When Jim Owen and the rest of the Cowboy Ethics team were deciding whom to profile in The Try, Julia Anderson – the pen name for Klaudia Birkner—immediately stood out as someone with profound life lessons to share. Marji Wilkens interviewed her for the book, returned to spend personal time with Julia, and soon joined her circle of friends and supporters.  Through Marji we had frequent updates on Julia, whose abiding spirit shone through despite her worsening physical condition. Upon learning Julia’s passing we asked Marji to write a tribute to her friend, who lived a life of Try up until the very end.               

On August 9, Julia K. Anderson passed away peacefully at her home. She was 40 years old and the strongest, most courageous person I’ve ever met.

I first encountered Julia in 2009 when I interviewed her for The Try. To me, her life looked like a tale of unmitigated woe: a difficult childhood in foster care, the onset of blindness, and then a promising ski racing career cut short by a mysterious disease that left her bedridden. I expected to find some amount of self-pity or longing for things lost. What a delight instead to meet a woman of ferocious determination with a sparkling mind and spirit.

I soon became part of a small group of friends who visited Julia regularly. I always came away amazed and grateful for our conversations. Julia was a teacher, and I was one of her privileged students.

Our little team took Julia skiing, ice-skating, to the park and on other outings. Ordinary excursions perhaps, but you have to understand that Julia’s body was like a floppy rag doll. It took an hour or more to dress her for skiing and get her into hip-to-toe metal braces. Then the arm braces went on. She looked like Ironman until we zipped up her US Ski Team jacket and she glided to the lift. On the slopes Julia was fast, sleek and beautiful. She last skied on February 23, 2013.

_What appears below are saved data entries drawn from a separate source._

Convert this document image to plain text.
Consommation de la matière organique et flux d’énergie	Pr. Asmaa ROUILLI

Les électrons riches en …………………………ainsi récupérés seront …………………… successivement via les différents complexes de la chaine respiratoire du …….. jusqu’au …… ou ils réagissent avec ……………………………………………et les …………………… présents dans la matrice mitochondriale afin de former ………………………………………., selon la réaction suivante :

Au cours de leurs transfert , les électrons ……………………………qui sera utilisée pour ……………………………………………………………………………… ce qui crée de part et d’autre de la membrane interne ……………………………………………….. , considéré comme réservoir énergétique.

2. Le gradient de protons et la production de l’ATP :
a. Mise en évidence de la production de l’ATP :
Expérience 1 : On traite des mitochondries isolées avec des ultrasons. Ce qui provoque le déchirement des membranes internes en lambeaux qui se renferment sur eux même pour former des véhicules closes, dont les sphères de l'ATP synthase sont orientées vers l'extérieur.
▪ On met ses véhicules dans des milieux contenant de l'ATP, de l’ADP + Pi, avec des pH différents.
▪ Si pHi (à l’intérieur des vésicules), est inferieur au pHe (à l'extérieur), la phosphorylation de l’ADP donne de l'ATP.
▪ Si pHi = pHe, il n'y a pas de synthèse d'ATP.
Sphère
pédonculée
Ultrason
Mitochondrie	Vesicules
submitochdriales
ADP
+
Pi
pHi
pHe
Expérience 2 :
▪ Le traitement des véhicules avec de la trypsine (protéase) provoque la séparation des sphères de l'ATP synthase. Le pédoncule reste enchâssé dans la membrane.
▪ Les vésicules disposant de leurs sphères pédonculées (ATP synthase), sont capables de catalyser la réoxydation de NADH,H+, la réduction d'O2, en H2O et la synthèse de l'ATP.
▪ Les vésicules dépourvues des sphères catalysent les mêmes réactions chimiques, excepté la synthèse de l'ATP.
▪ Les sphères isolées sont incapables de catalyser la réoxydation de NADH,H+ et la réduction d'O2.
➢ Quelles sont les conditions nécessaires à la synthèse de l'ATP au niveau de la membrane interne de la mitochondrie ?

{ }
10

From Julia I learned two life lessons. The first is that hope can keep you alive. She never stopped researching her disease and treatments. She read countless medical textbooks and advised her physicians, feeding them research papers. As her beloved neurologist said, “I learned that she was always right.” Julia always believed that with the right information and right attitude things could get better.

The second lesson I learned is the meaning of “purpose.” Julia believed that we are all here to pay attention, learn, and see our life as a complete whole. Every experience, even its bleakest, darkest moments, has its place in the tapestry of life. She summed it up this way: “When I think about the past, I see that what was negative at the time turned out well in the end. Certain things had to happen for me to know what I know and be who I am.”

Since Julia has been gone I’ve tried to think about life as she did. Stuff happens. Get over it. Don’t let anyone define your limits. Nothing is impossible unless you say it is. Live fully and pay attention. Fight to the end. If all that isn’t “The Try” in action, I don’t know what is. Thank you, Julia, from the bottom of my heart.